Insight of the Week: Coach Your Incumbent Execs to Survive Innovation

Coach Your Incumbent Execs to Survive Innovation

We’ve  spent some time talking with the head of transformation for a global insurance company. He’s helping this 17,000-employee organization change the way it faces its key markets.

 From his personal experience living through two high-stakes mergers, he’s learned that coaching in advance of big changes is vital.

“If you look at what happens when you change the way we go to market, you see a lot of mid and senior-level management folks, good people who have had success and are likely to want to avoid risk, just get totally blind-sided by how their work will change day to day.
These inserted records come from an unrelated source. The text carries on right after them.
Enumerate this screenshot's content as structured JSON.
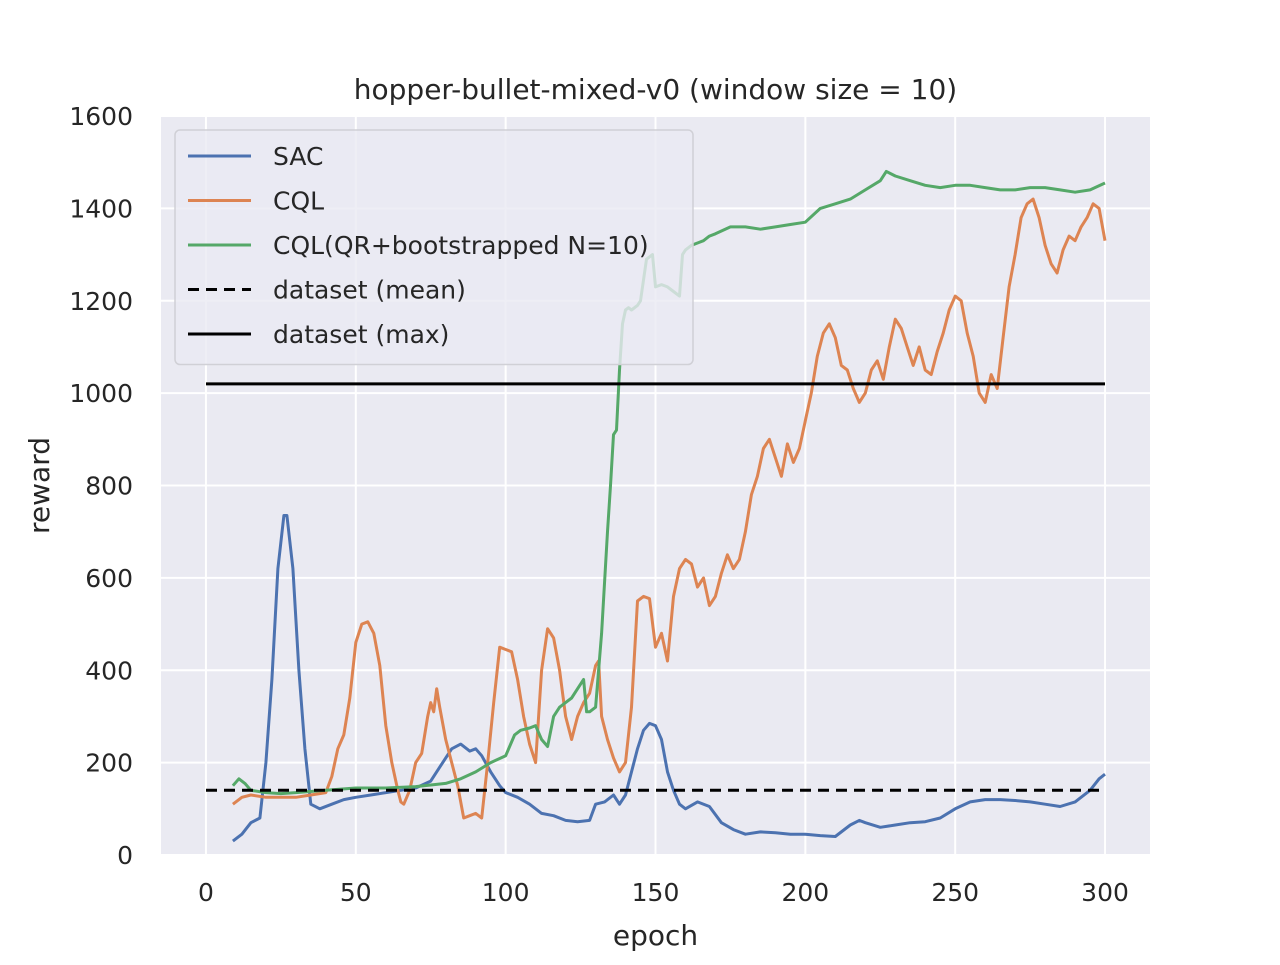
{
  "chart_data": {
    "type": "line",
    "title": "hopper-bullet-mixed-v0 (window size = 10)",
    "xlabel": "epoch",
    "ylabel": "reward",
    "xlim": [
      -15,
      315
    ],
    "ylim": [
      0,
      1600
    ],
    "xticks": [
      0,
      50,
      100,
      150,
      200,
      250,
      300
    ],
    "yticks": [
      0,
      200,
      400,
      600,
      800,
      1000,
      1200,
      1400,
      1600
    ],
    "grid": true,
    "background": "#eaeaf2",
    "legend": {
      "placement": "top-left"
    },
    "series": [
      {
        "name": "SAC",
        "color": "#4c72b0",
        "style": "solid",
        "points": [
          [
            9,
            30
          ],
          [
            12,
            45
          ],
          [
            15,
            70
          ],
          [
            18,
            80
          ],
          [
            20,
            200
          ],
          [
            22,
            380
          ],
          [
            24,
            620
          ],
          [
            26,
            735
          ],
          [
            27,
            735
          ],
          [
            29,
            620
          ],
          [
            31,
            400
          ],
          [
            33,
            230
          ],
          [
            35,
            110
          ],
          [
            38,
            100
          ],
          [
            42,
            110
          ],
          [
            46,
            120
          ],
          [
            50,
            125
          ],
          [
            55,
            130
          ],
          [
            60,
            135
          ],
          [
            65,
            140
          ],
          [
            70,
            145
          ],
          [
            75,
            160
          ],
          [
            78,
            190
          ],
          [
            82,
            230
          ],
          [
            85,
            240
          ],
          [
            88,
            225
          ],
          [
            90,
            230
          ],
          [
            92,
            215
          ],
          [
            95,
            180
          ],
          [
            98,
            150
          ],
          [
            100,
            135
          ],
          [
            104,
            125
          ],
          [
            108,
            110
          ],
          [
            112,
            90
          ],
          [
            116,
            85
          ],
          [
            120,
            75
          ],
          [
            124,
            72
          ],
          [
            128,
            75
          ],
          [
            130,
            110
          ],
          [
            133,
            115
          ],
          [
            136,
            130
          ],
          [
            138,
            110
          ],
          [
            140,
            130
          ],
          [
            142,
            180
          ],
          [
            144,
            230
          ],
          [
            146,
            270
          ],
          [
            148,
            285
          ],
          [
            150,
            280
          ],
          [
            152,
            250
          ],
          [
            154,
            180
          ],
          [
            156,
            140
          ],
          [
            158,
            110
          ],
          [
            160,
            100
          ],
          [
            164,
            115
          ],
          [
            168,
            105
          ],
          [
            172,
            70
          ],
          [
            176,
            55
          ],
          [
            180,
            45
          ],
          [
            185,
            50
          ],
          [
            190,
            48
          ],
          [
            195,
            45
          ],
          [
            200,
            45
          ],
          [
            205,
            42
          ],
          [
            210,
            40
          ],
          [
            215,
            65
          ],
          [
            218,
            75
          ],
          [
            220,
            70
          ],
          [
            225,
            60
          ],
          [
            230,
            65
          ],
          [
            235,
            70
          ],
          [
            240,
            72
          ],
          [
            245,
            80
          ],
          [
            250,
            100
          ],
          [
            255,
            115
          ],
          [
            260,
            120
          ],
          [
            265,
            120
          ],
          [
            270,
            118
          ],
          [
            275,
            115
          ],
          [
            280,
            110
          ],
          [
            285,
            105
          ],
          [
            290,
            115
          ],
          [
            295,
            140
          ],
          [
            298,
            165
          ],
          [
            300,
            175
          ]
        ]
      },
      {
        "name": "CQL",
        "color": "#dd8452",
        "style": "solid",
        "points": [
          [
            9,
            110
          ],
          [
            12,
            125
          ],
          [
            15,
            130
          ],
          [
            20,
            125
          ],
          [
            25,
            125
          ],
          [
            30,
            125
          ],
          [
            35,
            130
          ],
          [
            40,
            135
          ],
          [
            42,
            170
          ],
          [
            44,
            230
          ],
          [
            46,
            260
          ],
          [
            48,
            340
          ],
          [
            50,
            460
          ],
          [
            52,
            500
          ],
          [
            54,
            505
          ],
          [
            56,
            480
          ],
          [
            58,
            410
          ],
          [
            60,
            280
          ],
          [
            62,
            200
          ],
          [
            64,
            140
          ],
          [
            65,
            115
          ],
          [
            66,
            110
          ],
          [
            68,
            140
          ],
          [
            70,
            200
          ],
          [
            72,
            220
          ],
          [
            74,
            300
          ],
          [
            75,
            330
          ],
          [
            76,
            310
          ],
          [
            77,
            360
          ],
          [
            78,
            320
          ],
          [
            80,
            250
          ],
          [
            82,
            200
          ],
          [
            84,
            150
          ],
          [
            86,
            80
          ],
          [
            88,
            85
          ],
          [
            90,
            90
          ],
          [
            92,
            80
          ],
          [
            94,
            200
          ],
          [
            96,
            330
          ],
          [
            98,
            450
          ],
          [
            100,
            445
          ],
          [
            102,
            440
          ],
          [
            104,
            380
          ],
          [
            106,
            300
          ],
          [
            108,
            240
          ],
          [
            110,
            200
          ],
          [
            112,
            400
          ],
          [
            114,
            490
          ],
          [
            116,
            470
          ],
          [
            118,
            400
          ],
          [
            120,
            300
          ],
          [
            122,
            250
          ],
          [
            124,
            300
          ],
          [
            126,
            330
          ],
          [
            128,
            350
          ],
          [
            130,
            410
          ],
          [
            131,
            420
          ],
          [
            132,
            300
          ],
          [
            134,
            250
          ],
          [
            136,
            210
          ],
          [
            138,
            180
          ],
          [
            140,
            200
          ],
          [
            142,
            320
          ],
          [
            144,
            550
          ],
          [
            146,
            560
          ],
          [
            148,
            555
          ],
          [
            150,
            450
          ],
          [
            152,
            480
          ],
          [
            154,
            420
          ],
          [
            156,
            560
          ],
          [
            158,
            620
          ],
          [
            160,
            640
          ],
          [
            162,
            630
          ],
          [
            164,
            580
          ],
          [
            166,
            600
          ],
          [
            168,
            540
          ],
          [
            170,
            560
          ],
          [
            172,
            610
          ],
          [
            174,
            650
          ],
          [
            176,
            620
          ],
          [
            178,
            640
          ],
          [
            180,
            700
          ],
          [
            182,
            780
          ],
          [
            184,
            820
          ],
          [
            186,
            880
          ],
          [
            188,
            900
          ],
          [
            190,
            860
          ],
          [
            192,
            820
          ],
          [
            194,
            890
          ],
          [
            196,
            850
          ],
          [
            198,
            880
          ],
          [
            200,
            940
          ],
          [
            202,
            1000
          ],
          [
            204,
            1080
          ],
          [
            206,
            1130
          ],
          [
            208,
            1150
          ],
          [
            210,
            1120
          ],
          [
            212,
            1060
          ],
          [
            214,
            1050
          ],
          [
            216,
            1010
          ],
          [
            218,
            980
          ],
          [
            220,
            1000
          ],
          [
            222,
            1050
          ],
          [
            224,
            1070
          ],
          [
            226,
            1030
          ],
          [
            228,
            1100
          ],
          [
            230,
            1160
          ],
          [
            232,
            1140
          ],
          [
            234,
            1100
          ],
          [
            236,
            1060
          ],
          [
            238,
            1100
          ],
          [
            240,
            1050
          ],
          [
            242,
            1040
          ],
          [
            244,
            1090
          ],
          [
            246,
            1130
          ],
          [
            248,
            1180
          ],
          [
            250,
            1210
          ],
          [
            252,
            1200
          ],
          [
            254,
            1130
          ],
          [
            256,
            1080
          ],
          [
            258,
            1000
          ],
          [
            260,
            980
          ],
          [
            262,
            1040
          ],
          [
            264,
            1010
          ],
          [
            266,
            1120
          ],
          [
            268,
            1230
          ],
          [
            270,
            1300
          ],
          [
            272,
            1380
          ],
          [
            274,
            1410
          ],
          [
            276,
            1420
          ],
          [
            278,
            1380
          ],
          [
            280,
            1320
          ],
          [
            282,
            1280
          ],
          [
            284,
            1260
          ],
          [
            286,
            1310
          ],
          [
            288,
            1340
          ],
          [
            290,
            1330
          ],
          [
            292,
            1360
          ],
          [
            294,
            1380
          ],
          [
            296,
            1410
          ],
          [
            298,
            1400
          ],
          [
            300,
            1330
          ]
        ]
      },
      {
        "name": "CQL(QR+bootstrapped N=10)",
        "color": "#55a868",
        "style": "solid",
        "points": [
          [
            9,
            150
          ],
          [
            11,
            165
          ],
          [
            13,
            155
          ],
          [
            15,
            140
          ],
          [
            20,
            135
          ],
          [
            25,
            133
          ],
          [
            30,
            135
          ],
          [
            40,
            140
          ],
          [
            50,
            145
          ],
          [
            60,
            145
          ],
          [
            70,
            148
          ],
          [
            80,
            155
          ],
          [
            85,
            165
          ],
          [
            90,
            180
          ],
          [
            95,
            200
          ],
          [
            100,
            215
          ],
          [
            103,
            260
          ],
          [
            105,
            270
          ],
          [
            108,
            275
          ],
          [
            110,
            280
          ],
          [
            112,
            250
          ],
          [
            114,
            235
          ],
          [
            116,
            300
          ],
          [
            118,
            320
          ],
          [
            120,
            330
          ],
          [
            122,
            340
          ],
          [
            124,
            360
          ],
          [
            126,
            380
          ],
          [
            127,
            310
          ],
          [
            128,
            310
          ],
          [
            130,
            320
          ],
          [
            132,
            480
          ],
          [
            134,
            700
          ],
          [
            135,
            800
          ],
          [
            136,
            910
          ],
          [
            137,
            920
          ],
          [
            138,
            1050
          ],
          [
            139,
            1150
          ],
          [
            140,
            1180
          ],
          [
            141,
            1185
          ],
          [
            142,
            1180
          ],
          [
            144,
            1190
          ],
          [
            145,
            1200
          ],
          [
            147,
            1290
          ],
          [
            149,
            1300
          ],
          [
            150,
            1230
          ],
          [
            152,
            1235
          ],
          [
            154,
            1230
          ],
          [
            156,
            1220
          ],
          [
            158,
            1210
          ],
          [
            159,
            1300
          ],
          [
            160,
            1310
          ],
          [
            162,
            1320
          ],
          [
            164,
            1325
          ],
          [
            166,
            1330
          ],
          [
            168,
            1340
          ],
          [
            170,
            1345
          ],
          [
            175,
            1360
          ],
          [
            180,
            1360
          ],
          [
            185,
            1355
          ],
          [
            190,
            1360
          ],
          [
            195,
            1365
          ],
          [
            200,
            1370
          ],
          [
            205,
            1400
          ],
          [
            210,
            1410
          ],
          [
            215,
            1420
          ],
          [
            220,
            1440
          ],
          [
            225,
            1460
          ],
          [
            227,
            1480
          ],
          [
            230,
            1470
          ],
          [
            235,
            1460
          ],
          [
            240,
            1450
          ],
          [
            245,
            1445
          ],
          [
            250,
            1450
          ],
          [
            255,
            1450
          ],
          [
            260,
            1445
          ],
          [
            265,
            1440
          ],
          [
            270,
            1440
          ],
          [
            275,
            1445
          ],
          [
            280,
            1445
          ],
          [
            285,
            1440
          ],
          [
            290,
            1435
          ],
          [
            295,
            1440
          ],
          [
            300,
            1455
          ]
        ]
      },
      {
        "name": "dataset (mean)",
        "color": "#000000",
        "style": "dashed",
        "points": [
          [
            0,
            140
          ],
          [
            300,
            140
          ]
        ]
      },
      {
        "name": "dataset (max)",
        "color": "#000000",
        "style": "solid",
        "points": [
          [
            0,
            1020
          ],
          [
            300,
            1020
          ]
        ]
      }
    ]
  }
}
They don’t have the experience to anticipate how they’ll be treated differently by others in the organization, and what it will all feel like. Good people will be easy pickings for competitors and headhunters when that happens, and others will just put their heads down and stop contributing.

“But if they know what it’s going to feel like, if they have a sense that once the current steps for planning and selling are pulled away and new things get tried out, there will be a path that does indeed lead to success, they’ll be much better off. When the changes unfold as a series of surprises, you create a lot for people you want to retain and keep engaged. You have to help them anticipate the surprises. The organization will be much better off. These people have to know where that path is, what that path is, how people good at adapting in that situation think and feel and act.”